Although we can’t defend Jacob, we can certainly sympathize with him. He’d lost his lovely Rachel, but he had Benjamin.
While it was true that the boy was the son of Rachel’s sorrow, Jacob could not call him Benoni. He was the son of his right hand, his walking stick, his staff, the one he would lean on in his old age. It’s important to recognise this because it’ll help us understand the great sorrow Jacob will go through later on.
All of it will have its roots in Jacob’s sin. God doesn’t approve of the wrong in our lives, my friends. We think we can get by with it, but we won’t get by with it any more than Jacob got by with it.

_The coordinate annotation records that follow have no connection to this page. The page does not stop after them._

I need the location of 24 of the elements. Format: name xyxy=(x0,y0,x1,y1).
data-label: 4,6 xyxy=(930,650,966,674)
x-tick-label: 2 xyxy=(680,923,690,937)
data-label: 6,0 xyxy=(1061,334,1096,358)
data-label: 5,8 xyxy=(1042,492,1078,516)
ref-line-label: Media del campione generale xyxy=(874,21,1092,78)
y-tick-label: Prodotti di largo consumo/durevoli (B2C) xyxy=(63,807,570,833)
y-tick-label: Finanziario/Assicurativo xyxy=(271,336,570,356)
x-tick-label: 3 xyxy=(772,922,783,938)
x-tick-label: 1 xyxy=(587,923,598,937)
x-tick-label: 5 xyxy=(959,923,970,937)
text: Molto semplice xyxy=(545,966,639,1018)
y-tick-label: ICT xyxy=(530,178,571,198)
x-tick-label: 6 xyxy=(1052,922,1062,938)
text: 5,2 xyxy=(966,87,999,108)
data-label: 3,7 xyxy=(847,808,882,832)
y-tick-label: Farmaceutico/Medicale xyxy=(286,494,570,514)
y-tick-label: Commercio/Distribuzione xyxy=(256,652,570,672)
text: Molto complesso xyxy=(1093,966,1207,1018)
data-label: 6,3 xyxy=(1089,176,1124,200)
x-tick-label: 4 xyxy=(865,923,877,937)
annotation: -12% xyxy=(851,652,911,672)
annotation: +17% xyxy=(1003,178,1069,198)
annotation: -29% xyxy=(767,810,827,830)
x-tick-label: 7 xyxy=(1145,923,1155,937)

We’re at verses 19 and 20 now,
So Rachel died and was buried on the way to Ephrath (that is, Bethlehem).
And Jacob set a pillar on her grave, which is the pillar of Rachel’s grave to this day.
That is, it was there until the time Moses wrote this, but it is also there to this very day.
Verse 21 and 22,
Then Israel journeyed and pitched his tent beyond the tower of Eder. And it happened, when Israel dwelt in that land, that Reuben went and lay with Bilhah his father’s concubine; and Israel heard about it.
Reuben was the firstborn and we might have expected the best conduct from him. We might also expect him to receive the covenant of his fathers. Yet here, he sinned in a thoroughly offensive way against his father and his entire family.
However, we don’t have to wonder about where this sinful conduct came from. In a home so filled with strife, contention, competition, and the pursuit of the flesh, it was almost to be expected.
Through their sin Reuben, Simeon, and Levi seemed to disqualify themselves from the high calling of Abraham’s blessing. It’ll be up to the fourth son, Judah, to bring forth the Messiah.
In the next few verses, we have a listing of the sons of Jacob by his different wives and we’ll skip them as we already listed them in the last chapter. Of them all, Joseph and Benjamin were the two that were outstanding. The others just didn’t turn out real well. Again, this proves the fact that God doesn’t bless plurality of wives. The family of Jacob should illustrate that to us. Although Uncle Laban was responsible, of course, Jacob went along with it.
To the last verse in Genesis 35:29,
So Isaac breathed his last and died, and was gathered to his people, being old and full of days. And his sons Esau and Jacob buried him.
The death of their father Isaac was probably the only occasion that brought these two boys together in the years following Jacob’s return to the land.
Have you noticed that this chapter is made prominent by death?
First, there’s the death of Deborah, Rebekah’s maid. In this, there’s the suggestion of the death of Rebekah herself. Then there’s the death of lovely Rachel.
Finally, the chapter closes with the death of Isaac.